Monitoring job status

Lifecycle Manager (LCM) provides deep transparency into currently running, completed, and failed jobs. Drill into details of a failed job to conveniently troubleshoot the root cause of the failure from within the Jobs workspace before resorting to reviewing logs. Investigate any failed jobs or those that are taking an excessive time to run.

Additionally, LCM includes the following monitoring capabilities:

  • View a summary of install, configure, upgrade, and import jobs.

  • View a summary of the status of all jobs and details about the job type, target, and its job ID.

  • Monitor the progress of a running job, and abort a job that might be taking excessive time to execute.

The status of each job is clearly indicated with icons and descriptions in the Status column of the Jobs workspace. Refer to the following table for further details:

Table 1. Job status legend
Status Icon Description

Not Run

lifecycleJobNotRun

The initial install job has not been run. This indicator displays in the Clusters workspace.

Pending

lifecycleJobPending

The job is in the queue waiting to run.

Running

lifecycleJobRunning

The job is currently running.

Success (Completed)

lifecycleJobComplete

The job ran successfully.

Failure

lifecycleJobFailed

The job failed. Investigate the issue by drilling into the job details. Try running the job again.

An ORPHANED status only appears in logs upon startup if there were any jobs left in a RUNNING status.

An ORPHANED status indicates a job failed because OpsCenter was restarted while a job was running.

A WILL_FAIL status in the logs indicates that a job was marked early in processing as guaranteed to fail, which might be informative from an API troubleshooting perspective.

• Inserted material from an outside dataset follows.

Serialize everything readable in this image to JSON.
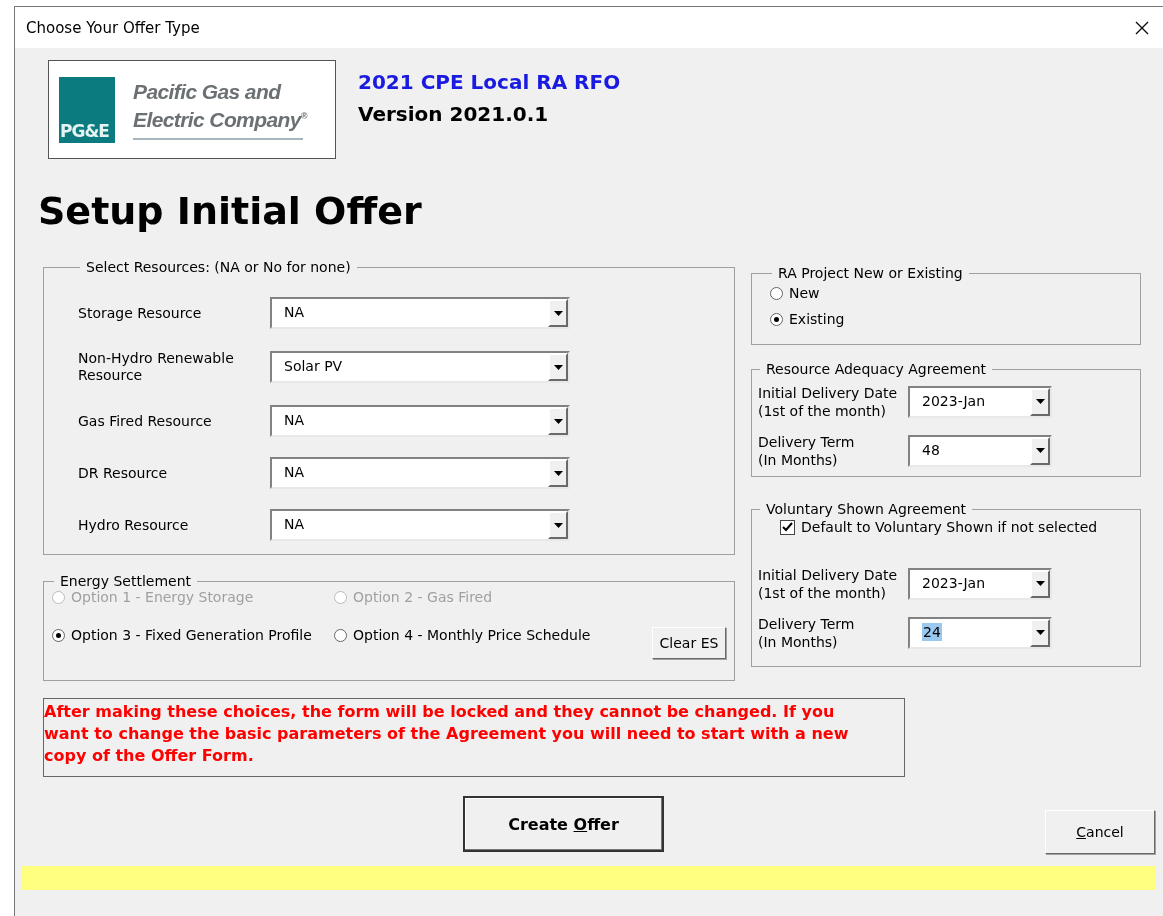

The ORPHANED and WILL_FAIL statuses appear only in the logs and do not appear in the UI.

Idle

Idle

A job was actively running but has at least one node that failed to recently report progress. An idle job is still running and will never automatically fail, since a node could be successfully executing a slow operation. To stop a job in an idle status, you must manually abort the job.

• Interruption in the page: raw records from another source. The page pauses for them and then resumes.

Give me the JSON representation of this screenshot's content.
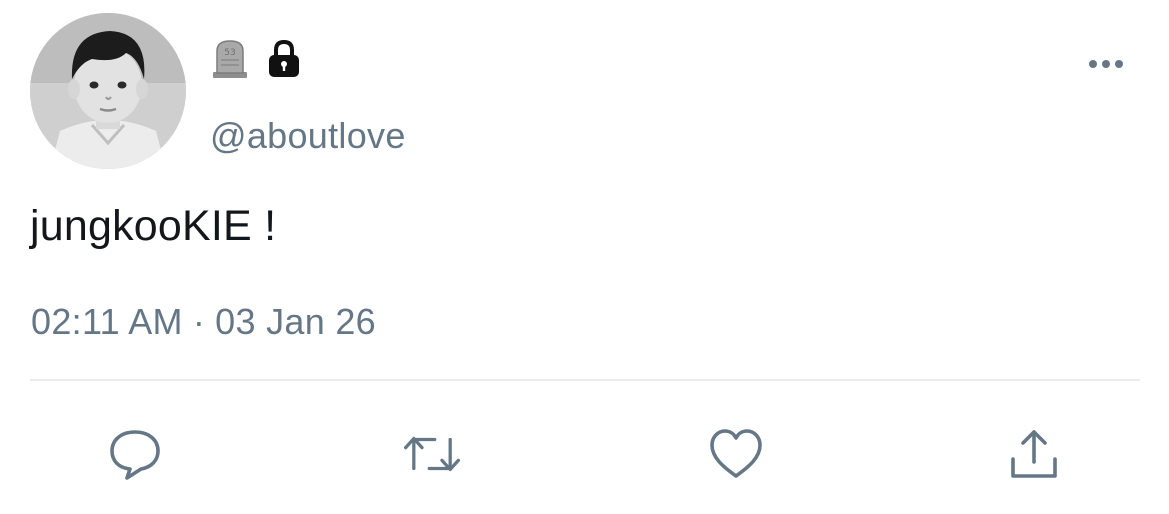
{
  "tweet": {
    "handle": "@aboutlove",
    "badges": [
      "headstone-emoji",
      "lock-emoji"
    ],
    "text": "jungkooKIE !",
    "time": "02:11 AM",
    "separator": "·",
    "date": "03 Jan 26"
  },
  "actions": [
    {
      "icon": "reply-icon"
    },
    {
      "icon": "retweet-icon"
    },
    {
      "icon": "like-icon"
    },
    {
      "icon": "share-icon"
    }
  ],
  "colors": {
    "text_primary": "#14171a",
    "text_secondary": "#657786",
    "icon_gray": "#657786",
    "divider": "#e6ecf0"
  }
}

The defaults for timing out a job and marking it as idle can be changed with idle timeout configuration options in the [lifecycle_manager] section of opscenterd.conf. The location of this file depends on the type of installation:

  • Package installations: /etc/opscenter/opscenterd.conf

  • Tarball installations: install_location/conf/opscenterd.conf

Aborted

Abort

The job was manually aborted. Aborted jobs appear in logs with a TERMINATED status.